LE ATTIVITÀ sono ormai bloccate da dieci giorni a causa del mancato accordo tra sindacati e direzione in merito alla rinegoziazione annuale dei salari. Force Ouvrière e la CGT chiedono un aumento del 7% per tutti i 120 dipendenti del teatro, una cifra che si ritiene possa tener conto della forte inflazione in atto, ma che per il momento non è stata accordata.
Candice Wehner, rappresentante sindacale della CGT, amplia il quadro della rivendicazione nel suo intervento a «Le Monde»: «Da diversi anni, il bilancio dell’Odéon non è affatto all’altezza della perdita del potere d’acquisto legata all’inflazione e alla svalutazione della scala salariale. Non è colpa della direzione, ma spetta a loro battersi per la rivalutazione degli stipendi dei propri dipendenti, spingendo per un aumento dei finanziamenti».

NON È TARDATA ad arrivare la replica del teatro, attraverso le parole dell’amministratrice Patricia Stibbe: «In un contesto di inflazione, comprendiamo le aspettative dei dipendenti, ma non possiamo soddisfarle del tutto. Abbiamo proposto diversi scenari che consentirebbero aumenti salariali più elevati rispetto agli anni precedenti. Nessuno di questi ha finora raggiunto il consenso».

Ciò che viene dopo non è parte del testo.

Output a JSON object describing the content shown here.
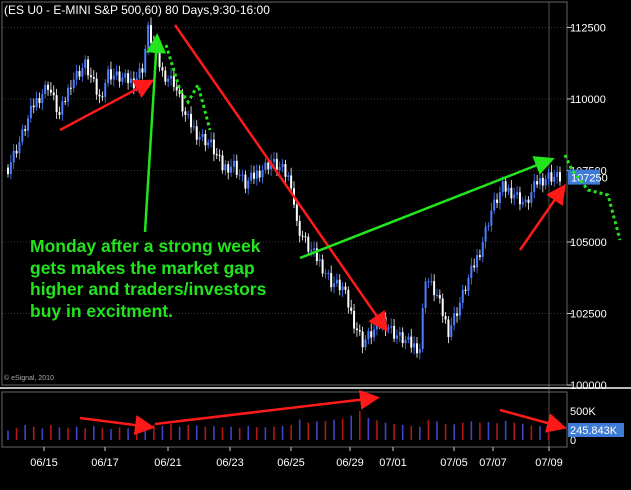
{
  "title": "(ES U0 - E-MINI S&P 500,60) 80 Days,9:30-16:00",
  "copyright": "© eSignal, 2010",
  "annotation_lines": [
    "Monday after a strong week",
    "gets makes the market gap",
    "higher and traders/investors",
    "buy in excitment."
  ],
  "colors": {
    "background": "#000000",
    "up_candle": "#4d7dff",
    "down_candle": "#ffffff",
    "volume_up": "#4343c8",
    "volume_down": "#b01818",
    "arrow_red": "#ff1a1a",
    "arrow_green": "#22e51d",
    "price_badge": "#3d7bd6",
    "grid": "#555555"
  },
  "chart_data": {
    "type": "candlestick",
    "price_axis": {
      "ticks": [
        100000,
        102500,
        105000,
        107500,
        110000,
        112500
      ],
      "tick_labels": [
        "100000",
        "102500",
        "105000",
        "107500",
        "110000",
        "112500"
      ],
      "ylim": [
        100000,
        113300
      ]
    },
    "current_price_label": "107250",
    "current_price": 107250,
    "volume_axis": {
      "ticks": [
        0,
        500
      ],
      "tick_labels": [
        "0",
        "500K"
      ],
      "current_volume_label": "245.843K"
    },
    "x_tick_labels": [
      "06/15",
      "06/17",
      "06/21",
      "06/23",
      "06/25",
      "06/29",
      "07/01",
      "07/05",
      "07/07",
      "07/09"
    ],
    "price_path": [
      [
        0,
        107600
      ],
      [
        4,
        108500
      ],
      [
        9,
        109800
      ],
      [
        14,
        110500
      ],
      [
        18,
        109400
      ],
      [
        22,
        110600
      ],
      [
        27,
        111200
      ],
      [
        32,
        110000
      ],
      [
        35,
        110900
      ],
      [
        40,
        110700
      ],
      [
        44,
        110600
      ],
      [
        47,
        111100
      ],
      [
        49,
        112400
      ],
      [
        51,
        111800
      ],
      [
        54,
        110900
      ],
      [
        58,
        110600
      ],
      [
        62,
        109400
      ],
      [
        66,
        108800
      ],
      [
        71,
        108400
      ],
      [
        75,
        107600
      ],
      [
        79,
        107700
      ],
      [
        83,
        107000
      ],
      [
        87,
        107400
      ],
      [
        92,
        107800
      ],
      [
        96,
        107500
      ],
      [
        99,
        107100
      ],
      [
        101,
        105600
      ],
      [
        105,
        104800
      ],
      [
        109,
        104300
      ],
      [
        113,
        103600
      ],
      [
        117,
        103400
      ],
      [
        121,
        102200
      ],
      [
        124,
        101500
      ],
      [
        128,
        101900
      ],
      [
        131,
        102300
      ],
      [
        135,
        101800
      ],
      [
        138,
        101600
      ],
      [
        141,
        101400
      ],
      [
        144,
        101300
      ],
      [
        146,
        103800
      ],
      [
        150,
        103100
      ],
      [
        154,
        101900
      ],
      [
        157,
        102600
      ],
      [
        161,
        103700
      ],
      [
        165,
        104700
      ],
      [
        169,
        106100
      ],
      [
        173,
        106900
      ],
      [
        177,
        106700
      ],
      [
        181,
        106300
      ],
      [
        185,
        107100
      ],
      [
        189,
        107300
      ],
      [
        193,
        107250
      ]
    ],
    "volume": [
      [
        0,
        160
      ],
      [
        3,
        210
      ],
      [
        6,
        260
      ],
      [
        9,
        230
      ],
      [
        12,
        200
      ],
      [
        15,
        260
      ],
      [
        18,
        220
      ],
      [
        21,
        210
      ],
      [
        24,
        230
      ],
      [
        27,
        200
      ],
      [
        30,
        240
      ],
      [
        33,
        210
      ],
      [
        36,
        190
      ],
      [
        39,
        220
      ],
      [
        42,
        200
      ],
      [
        45,
        230
      ],
      [
        48,
        200
      ],
      [
        51,
        260
      ],
      [
        54,
        240
      ],
      [
        57,
        280
      ],
      [
        60,
        230
      ],
      [
        63,
        260
      ],
      [
        66,
        250
      ],
      [
        69,
        230
      ],
      [
        72,
        240
      ],
      [
        75,
        220
      ],
      [
        78,
        230
      ],
      [
        81,
        210
      ],
      [
        84,
        240
      ],
      [
        87,
        220
      ],
      [
        90,
        220
      ],
      [
        93,
        230
      ],
      [
        96,
        240
      ],
      [
        99,
        260
      ],
      [
        102,
        350
      ],
      [
        105,
        300
      ],
      [
        108,
        320
      ],
      [
        111,
        330
      ],
      [
        114,
        350
      ],
      [
        117,
        370
      ],
      [
        120,
        420
      ],
      [
        123,
        500
      ],
      [
        126,
        380
      ],
      [
        129,
        340
      ],
      [
        132,
        300
      ],
      [
        135,
        280
      ],
      [
        138,
        260
      ],
      [
        141,
        240
      ],
      [
        144,
        230
      ],
      [
        147,
        350
      ],
      [
        150,
        320
      ],
      [
        153,
        280
      ],
      [
        156,
        270
      ],
      [
        159,
        300
      ],
      [
        162,
        320
      ],
      [
        165,
        300
      ],
      [
        168,
        310
      ],
      [
        171,
        290
      ],
      [
        174,
        330
      ],
      [
        177,
        300
      ],
      [
        180,
        280
      ],
      [
        183,
        250
      ],
      [
        186,
        240
      ],
      [
        189,
        246
      ]
    ]
  }
}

Gli spettacoli che al momento sono stati penalizzati dallo sciopero sono due: Jours de joie di Arne Lygre, diretto da Stéphane Braunschweig, e Dans la mesure de l’impossible, scritto e diretto Tiago Rodrigues. A partire dallo scorso 30 settembre sono andati in scena solamente la domenica, gli altri giorni i dipendenti si sono astenuti dall’attività lavorativa dalle 20.30 alle 21.29, rendendo impossibile lo svolgimento delle rappresentazioni. La perdita della biglietteria è stimata a 200mila euro. Le ultime due repliche di oggi e domani, è stato deciso, saranno assicurate.
I prossimi spettacoli in cartellone sono previsti per l’inizio di novembre, da entrambe le parti ci si augura che per allora la questione sarà stata in qualche modo dipanata.